Being a history buff and and a cinephile, from a family of history buffs and cinephiles, I commemorate historical events by watching corresponding historical films on those dates. My family has watched The Longest Day on June 6th for about as long as I can remember. (I admit to watching Titanic on April 15th, too.) Tomorrow being Pearl Harbor Day, therefore, I’m taking the opportunity to plug one of my all-time-favorite war films, 1970′s Tora! Tora! Tora!.

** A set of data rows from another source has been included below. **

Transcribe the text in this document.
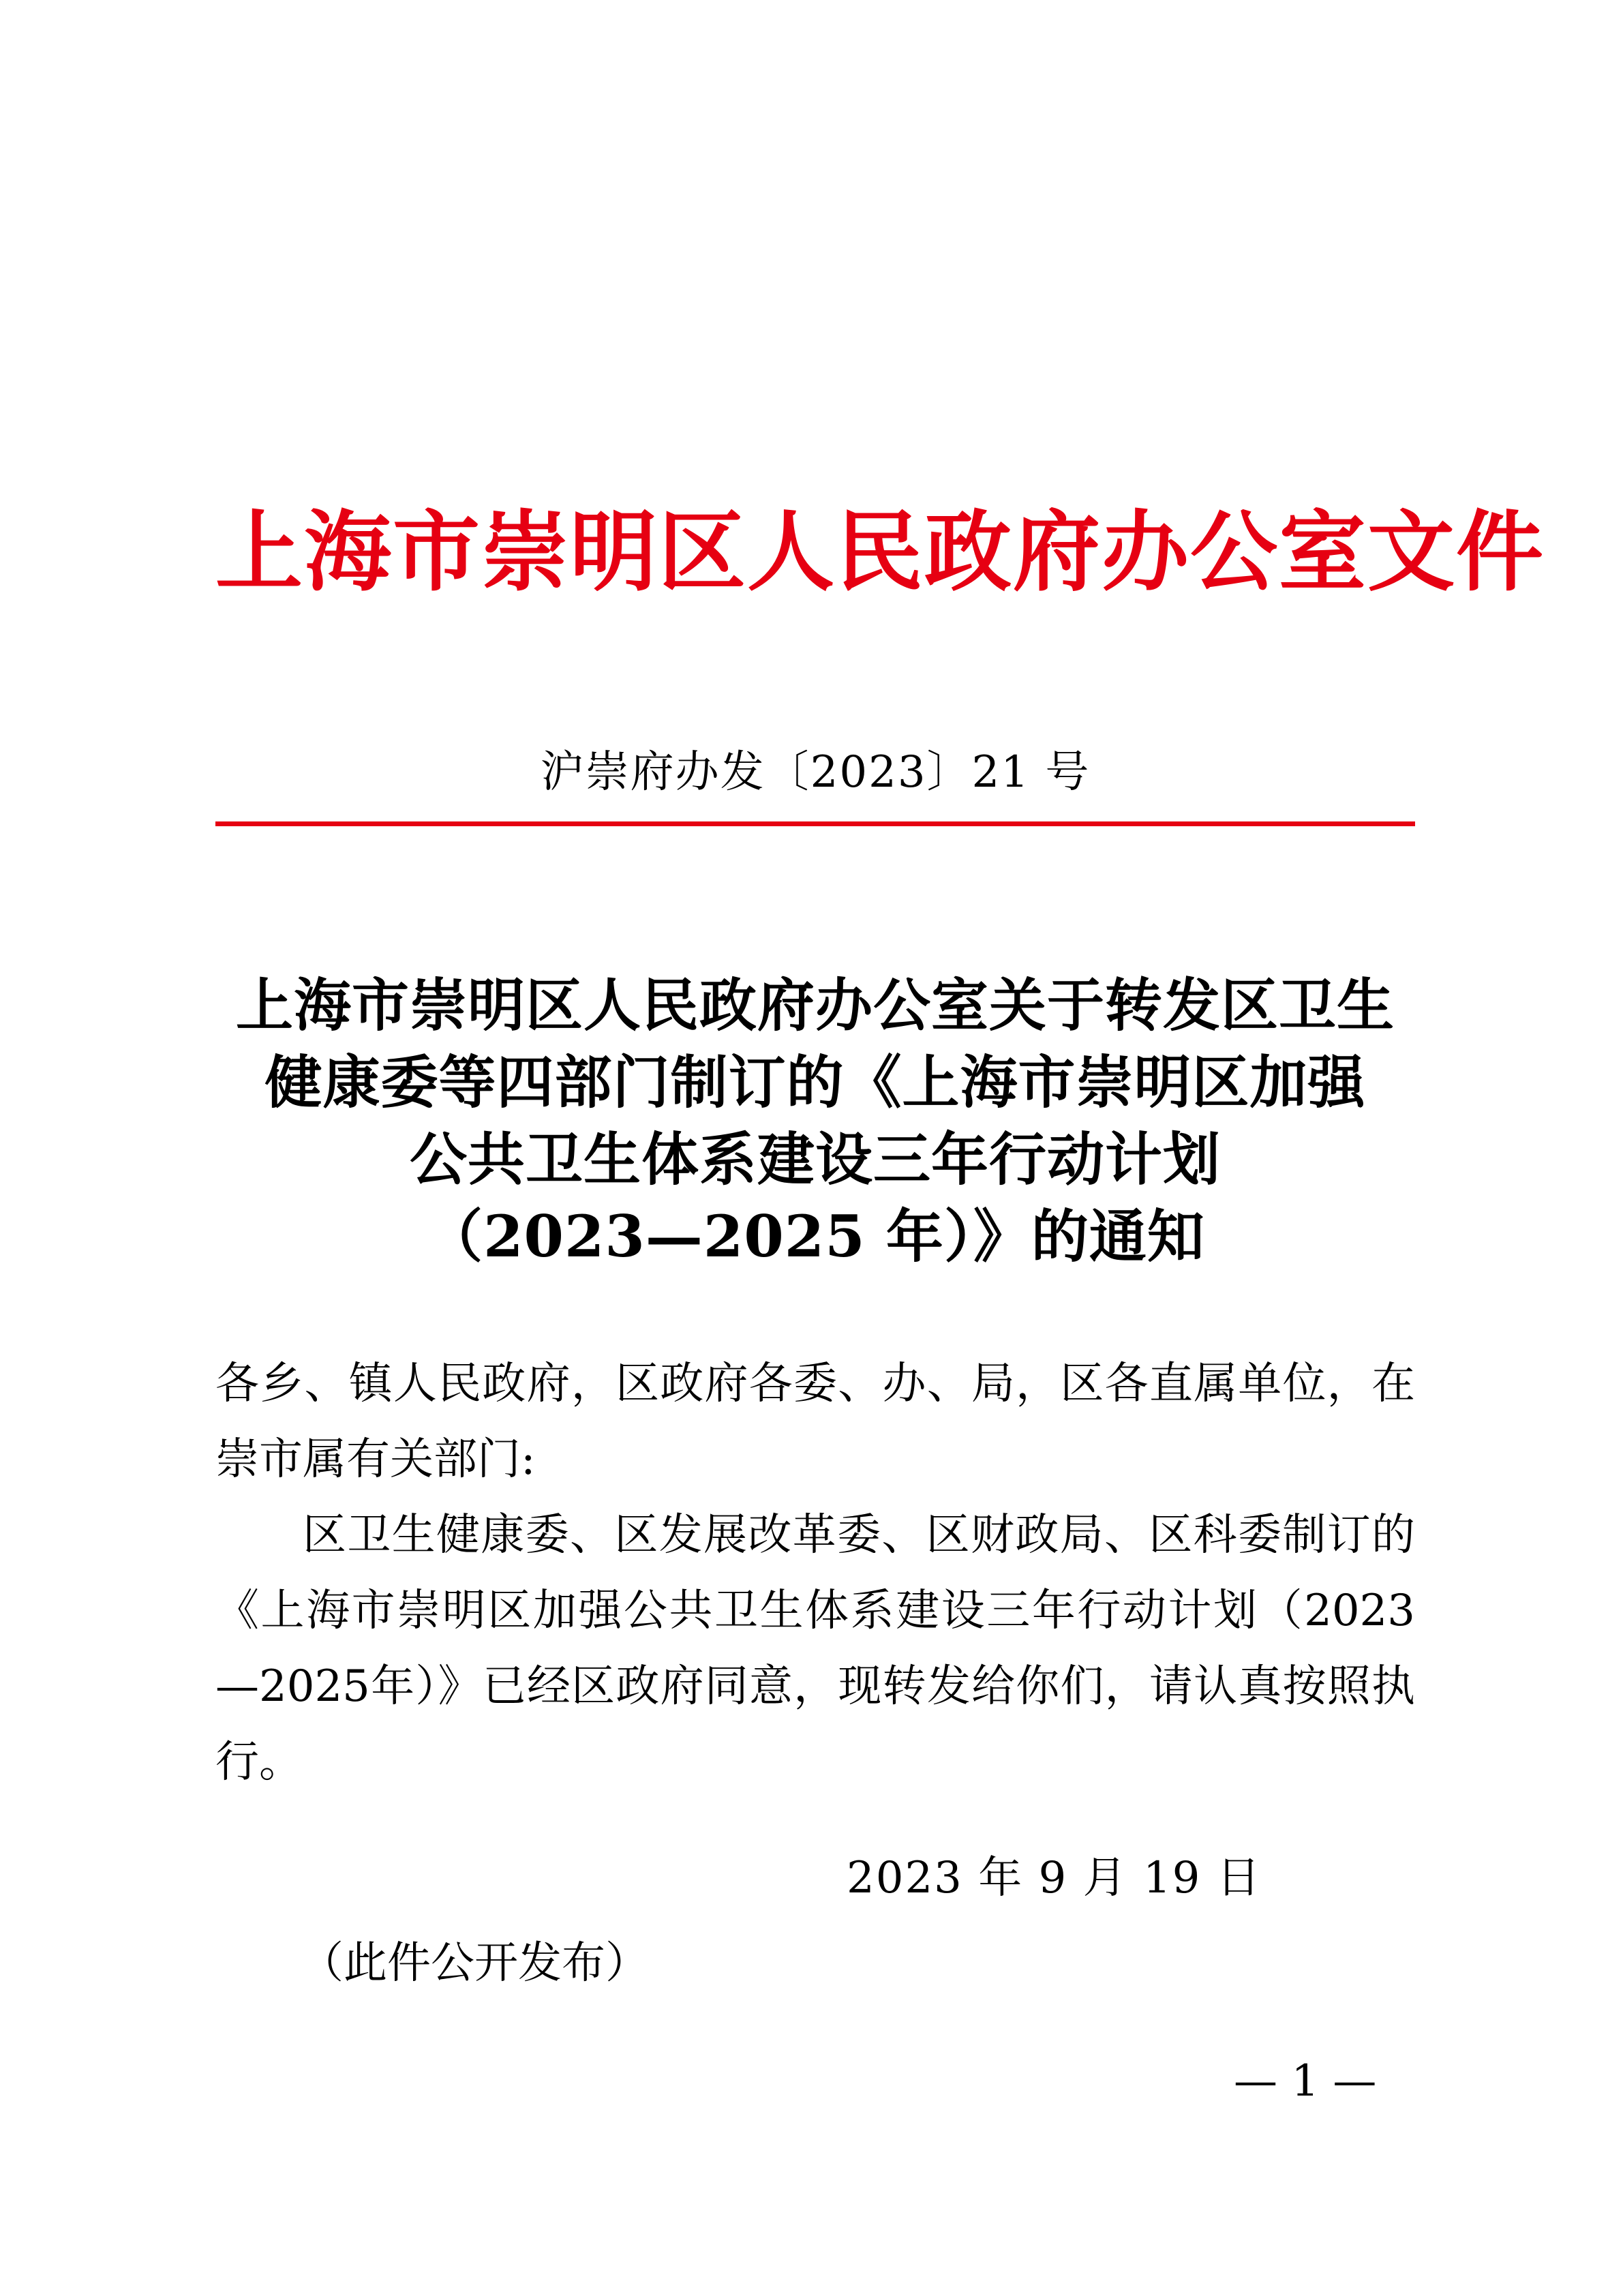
上海市崇明区人民政府办公室文件
沪崇府办发〔2023〕21 号
上海市崇明区人民政府办公室关于转发区卫生
健康委等四部门制订的《上海市崇明区加强
公共卫生体系建设三年行动计划
（2023—2025 年）》的通知

各乡、镇人民政府，区政府各委、办、局，区各直属单位，在崇市属有关部门:

区卫生健康委、区发展改革委、区财政局、区科委制订的《上海市崇明区加强公共卫生体系建设三年行动计划（2023—2025年）》已经区政府同意，现转发给你们，请认真按照执行。

2023 年 9 月 19 日
（此件公开发布）
— 1 —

I’ve always liked the movie, though when I was younger it was mostly a matter of tolerating the dry, boring stuff in the first half in anticipation of the really good stuff to come in the second half—i.e., the dogfight scene. (It is, admittedly, a remarkable dogfight scene; if I’m not mistaken, Bay and Bruckheimer appropriated footage from it for use in Pearl Harbor over thirty years later.) But it took me a long time to appreciate that the dry, boring stuff isn’t dry or boring at all. Rather, the first half of the film—all the endless political machinations, the missteps and misunderstandings, the stuffy bureaucratic blunders—is brilliantly paced, ratcheting up the tension ever so slowly, laying down, brick by brick, the inevitable collision course between two empires that never really understood one another. Jerry Goldsmith’s score is the perfect accompaniment (don’t skip the intermission; the music sets the mood wonderfully.)
It’s Hollywoodized, of course—for one thing, Yamamoto never made the famous “sleeping giant” speech that occurs during the striking final scene of the film—but it’s an important historical account nevertheless, since it presents both sides’ retrospective interpretation of the events. Japanese directors and actors tell the Japanese side of the story (in Japanese, which is wonderful; for some inexplicable reason, the same filmmakers decided that the Japanese characters should speak English in the star-studded but very-much-inferior Midway, which came six years later). In many ways, for better or worse, Tora! Tora! Tora! has helped shape our modern understanding of the attack. It’s worth watching for that reason alone, but it’s highly entertaining, too, and still near-perfect technically—it really hasn’t aged that much at all, even given the advances in film technology over the past half-century. Goes to show that CGI will never replace good, old-fashioned filmmaking.